How do we translate an artist's work from one medium to another?
The Source is a multi-sensory artwork by artist Doug Aitken. The installation was housed in a pavilion designed in collaboration with architect David Adjaye during its debut at Tate Liverpool.
To get a better idea, watch this walkthrough of the installation.
First, we talked about the obvious, build the space in 3D. We didn't go in that direction.
From the beginning, our discussions were that 3D executions on the web could glorify the container rather than the content. It can be impressive but distracting for The Source, in particular.
I walked away with 3 concepts from Aitken's work. Randomness, intuition, and choice. So we designed the interface and architecture to reflect these concepts rather than the physicality.
Without the physical reference, we needed to find a way to connect the films above the superficial.
I've always been attracted to words and the printed pages.
While looking at Aitken's interviews. I ran across a project that reminds me of The Source in their intentions. Filmmaker Gary Hustwit had gathered all the interviews he had conducted for three documentaries into a book.
As I flipped through "Helvetica / Objectified / Urbanized: The Complete Interviews", I wrote down a few ideas.
We derive deeper meaning from reading.
They mark the passage of time.
It's sharable - Once you turn audio into words, then into bytes.
It's accessible - many things on the internet aren't.
These thoughts around "text" tied every interview together. Connected, not by the participants' expertise or fame but by the words they speak.

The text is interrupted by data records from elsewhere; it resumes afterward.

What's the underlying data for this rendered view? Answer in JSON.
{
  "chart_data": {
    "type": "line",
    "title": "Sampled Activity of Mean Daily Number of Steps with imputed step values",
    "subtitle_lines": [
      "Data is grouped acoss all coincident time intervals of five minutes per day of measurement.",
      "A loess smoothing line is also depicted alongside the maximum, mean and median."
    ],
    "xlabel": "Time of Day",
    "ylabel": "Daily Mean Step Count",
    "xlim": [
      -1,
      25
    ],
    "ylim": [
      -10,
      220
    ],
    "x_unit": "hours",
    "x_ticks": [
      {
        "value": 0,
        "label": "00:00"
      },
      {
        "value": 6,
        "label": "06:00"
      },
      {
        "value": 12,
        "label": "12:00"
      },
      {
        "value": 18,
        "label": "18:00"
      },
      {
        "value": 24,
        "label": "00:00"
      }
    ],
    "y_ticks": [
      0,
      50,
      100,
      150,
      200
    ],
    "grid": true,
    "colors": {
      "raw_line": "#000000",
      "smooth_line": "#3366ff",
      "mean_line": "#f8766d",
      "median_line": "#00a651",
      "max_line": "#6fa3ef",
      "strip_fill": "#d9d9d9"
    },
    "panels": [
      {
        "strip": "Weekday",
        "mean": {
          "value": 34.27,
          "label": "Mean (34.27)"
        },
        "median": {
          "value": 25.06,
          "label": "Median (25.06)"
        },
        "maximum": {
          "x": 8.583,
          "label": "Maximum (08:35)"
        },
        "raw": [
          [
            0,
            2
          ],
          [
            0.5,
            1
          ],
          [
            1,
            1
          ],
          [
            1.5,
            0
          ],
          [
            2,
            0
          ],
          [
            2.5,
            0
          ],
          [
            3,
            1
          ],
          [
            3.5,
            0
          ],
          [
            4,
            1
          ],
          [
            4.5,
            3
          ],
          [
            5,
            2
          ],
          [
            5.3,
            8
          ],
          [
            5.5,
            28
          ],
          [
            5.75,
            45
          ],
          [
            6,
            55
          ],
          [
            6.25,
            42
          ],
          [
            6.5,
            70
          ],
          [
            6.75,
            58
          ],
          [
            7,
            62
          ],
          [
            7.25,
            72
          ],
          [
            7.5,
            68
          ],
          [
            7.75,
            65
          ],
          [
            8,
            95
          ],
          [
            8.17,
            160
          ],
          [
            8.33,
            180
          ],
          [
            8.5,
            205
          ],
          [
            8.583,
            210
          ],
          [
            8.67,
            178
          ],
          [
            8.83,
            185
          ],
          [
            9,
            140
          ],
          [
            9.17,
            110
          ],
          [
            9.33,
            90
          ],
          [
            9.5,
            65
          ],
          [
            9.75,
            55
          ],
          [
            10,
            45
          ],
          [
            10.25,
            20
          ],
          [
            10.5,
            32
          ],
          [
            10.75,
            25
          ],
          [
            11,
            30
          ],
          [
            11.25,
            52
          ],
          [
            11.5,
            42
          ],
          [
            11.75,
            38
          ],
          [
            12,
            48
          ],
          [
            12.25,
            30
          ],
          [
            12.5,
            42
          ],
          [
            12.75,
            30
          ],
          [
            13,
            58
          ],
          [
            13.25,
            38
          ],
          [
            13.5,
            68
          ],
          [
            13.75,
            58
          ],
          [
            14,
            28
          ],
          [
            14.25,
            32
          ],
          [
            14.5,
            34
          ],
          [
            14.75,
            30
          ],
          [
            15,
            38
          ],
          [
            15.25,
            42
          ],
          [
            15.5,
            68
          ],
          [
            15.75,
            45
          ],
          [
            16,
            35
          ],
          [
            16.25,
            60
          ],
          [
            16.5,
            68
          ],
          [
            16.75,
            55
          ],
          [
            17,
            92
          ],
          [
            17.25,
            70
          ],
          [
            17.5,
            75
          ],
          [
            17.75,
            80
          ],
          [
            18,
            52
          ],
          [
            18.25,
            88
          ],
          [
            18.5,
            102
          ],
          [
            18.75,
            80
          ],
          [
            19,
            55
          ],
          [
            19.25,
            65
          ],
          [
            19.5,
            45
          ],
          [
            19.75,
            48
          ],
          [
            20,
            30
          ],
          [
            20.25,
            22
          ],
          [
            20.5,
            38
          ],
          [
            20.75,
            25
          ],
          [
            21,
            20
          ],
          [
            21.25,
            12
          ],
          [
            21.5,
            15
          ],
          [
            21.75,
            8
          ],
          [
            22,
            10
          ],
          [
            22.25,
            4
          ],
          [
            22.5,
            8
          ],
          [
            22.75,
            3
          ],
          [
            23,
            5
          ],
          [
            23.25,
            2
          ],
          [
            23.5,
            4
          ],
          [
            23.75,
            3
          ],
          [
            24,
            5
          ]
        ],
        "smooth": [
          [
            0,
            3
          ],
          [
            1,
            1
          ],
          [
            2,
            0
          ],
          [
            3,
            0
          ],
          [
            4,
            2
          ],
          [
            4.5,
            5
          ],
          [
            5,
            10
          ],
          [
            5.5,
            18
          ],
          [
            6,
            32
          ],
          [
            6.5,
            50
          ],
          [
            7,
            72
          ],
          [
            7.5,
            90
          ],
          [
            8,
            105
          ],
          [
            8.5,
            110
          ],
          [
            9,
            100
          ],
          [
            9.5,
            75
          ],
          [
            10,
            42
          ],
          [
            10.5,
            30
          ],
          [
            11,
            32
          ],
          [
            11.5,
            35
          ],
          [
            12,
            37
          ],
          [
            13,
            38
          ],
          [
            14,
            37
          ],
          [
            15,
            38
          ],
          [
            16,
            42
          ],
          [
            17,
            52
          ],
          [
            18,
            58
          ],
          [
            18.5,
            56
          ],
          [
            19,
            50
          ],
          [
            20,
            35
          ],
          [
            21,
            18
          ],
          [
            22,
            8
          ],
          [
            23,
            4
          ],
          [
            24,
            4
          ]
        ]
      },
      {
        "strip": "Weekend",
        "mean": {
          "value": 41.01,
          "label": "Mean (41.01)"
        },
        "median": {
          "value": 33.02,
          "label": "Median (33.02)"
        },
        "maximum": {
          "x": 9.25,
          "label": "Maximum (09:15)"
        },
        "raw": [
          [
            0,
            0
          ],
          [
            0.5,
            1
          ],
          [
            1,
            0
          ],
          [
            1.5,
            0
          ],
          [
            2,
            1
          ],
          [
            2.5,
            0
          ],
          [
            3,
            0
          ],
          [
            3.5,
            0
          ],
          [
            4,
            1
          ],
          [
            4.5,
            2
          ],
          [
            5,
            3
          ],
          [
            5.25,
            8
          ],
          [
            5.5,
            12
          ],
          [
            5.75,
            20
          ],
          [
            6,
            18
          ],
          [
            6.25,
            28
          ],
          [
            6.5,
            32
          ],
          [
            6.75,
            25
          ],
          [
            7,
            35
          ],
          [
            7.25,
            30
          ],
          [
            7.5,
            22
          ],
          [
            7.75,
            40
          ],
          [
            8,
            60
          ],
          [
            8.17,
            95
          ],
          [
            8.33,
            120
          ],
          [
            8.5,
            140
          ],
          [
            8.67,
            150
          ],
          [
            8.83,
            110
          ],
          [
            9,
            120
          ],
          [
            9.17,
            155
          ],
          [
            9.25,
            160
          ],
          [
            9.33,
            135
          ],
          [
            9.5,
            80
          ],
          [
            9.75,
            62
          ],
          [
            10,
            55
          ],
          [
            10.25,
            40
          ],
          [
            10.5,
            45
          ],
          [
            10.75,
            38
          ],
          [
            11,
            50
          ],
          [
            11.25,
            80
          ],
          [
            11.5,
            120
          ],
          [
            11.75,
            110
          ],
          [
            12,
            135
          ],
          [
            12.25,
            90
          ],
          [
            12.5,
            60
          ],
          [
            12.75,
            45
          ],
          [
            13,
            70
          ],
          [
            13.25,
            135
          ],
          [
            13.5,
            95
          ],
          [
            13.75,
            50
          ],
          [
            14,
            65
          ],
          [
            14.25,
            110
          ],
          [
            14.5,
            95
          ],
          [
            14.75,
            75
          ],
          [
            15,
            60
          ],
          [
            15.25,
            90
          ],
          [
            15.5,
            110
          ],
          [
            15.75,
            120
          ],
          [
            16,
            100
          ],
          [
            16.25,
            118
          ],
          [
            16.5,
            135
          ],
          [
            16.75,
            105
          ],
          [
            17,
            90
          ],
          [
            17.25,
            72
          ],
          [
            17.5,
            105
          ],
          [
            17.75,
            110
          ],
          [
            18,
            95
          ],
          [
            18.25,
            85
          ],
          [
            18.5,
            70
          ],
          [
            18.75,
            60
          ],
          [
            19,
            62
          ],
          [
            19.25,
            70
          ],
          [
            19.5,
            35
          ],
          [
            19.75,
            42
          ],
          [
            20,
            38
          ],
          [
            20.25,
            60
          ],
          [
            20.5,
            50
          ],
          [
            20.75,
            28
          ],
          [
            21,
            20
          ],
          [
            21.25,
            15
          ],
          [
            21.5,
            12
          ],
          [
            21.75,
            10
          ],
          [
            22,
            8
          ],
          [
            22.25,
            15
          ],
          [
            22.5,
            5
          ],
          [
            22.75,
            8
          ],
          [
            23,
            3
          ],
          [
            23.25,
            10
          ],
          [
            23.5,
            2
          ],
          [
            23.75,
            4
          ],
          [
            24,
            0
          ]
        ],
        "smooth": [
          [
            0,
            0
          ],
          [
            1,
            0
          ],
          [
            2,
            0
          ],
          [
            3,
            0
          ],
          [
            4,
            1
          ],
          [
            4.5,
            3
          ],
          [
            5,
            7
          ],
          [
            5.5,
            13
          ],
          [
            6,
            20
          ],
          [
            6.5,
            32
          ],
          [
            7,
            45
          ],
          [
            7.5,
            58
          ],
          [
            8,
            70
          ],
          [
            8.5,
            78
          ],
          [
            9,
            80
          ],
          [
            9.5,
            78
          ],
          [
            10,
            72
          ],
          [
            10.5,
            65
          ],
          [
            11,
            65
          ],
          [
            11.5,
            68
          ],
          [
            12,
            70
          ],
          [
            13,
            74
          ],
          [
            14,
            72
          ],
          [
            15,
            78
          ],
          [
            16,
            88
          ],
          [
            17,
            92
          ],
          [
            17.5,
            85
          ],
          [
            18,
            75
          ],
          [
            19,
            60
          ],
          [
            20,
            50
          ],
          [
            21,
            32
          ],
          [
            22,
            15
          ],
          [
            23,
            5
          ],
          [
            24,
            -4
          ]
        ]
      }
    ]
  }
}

This felt good. The transcript became the tool that enabled us to connect all the interviews.
We worked closely with Doug Aitken to assign every dialogue with metadata. In the end, he distilled the conversations with all the artists and designers into 5 things.
His work became 5 stories. You can choose to see 5 narratives of The Source curated by the artist himself. Or, you can explore fluidly and have a linear experience similar to the physical installation.
Motion is a key ingredient. The state of User Interface today is propelled, not only by the placement of elements, but also by the way they move. I worked with Doug's team to prototype the entire site and worked with the geniuses at Active Theory to implement our design.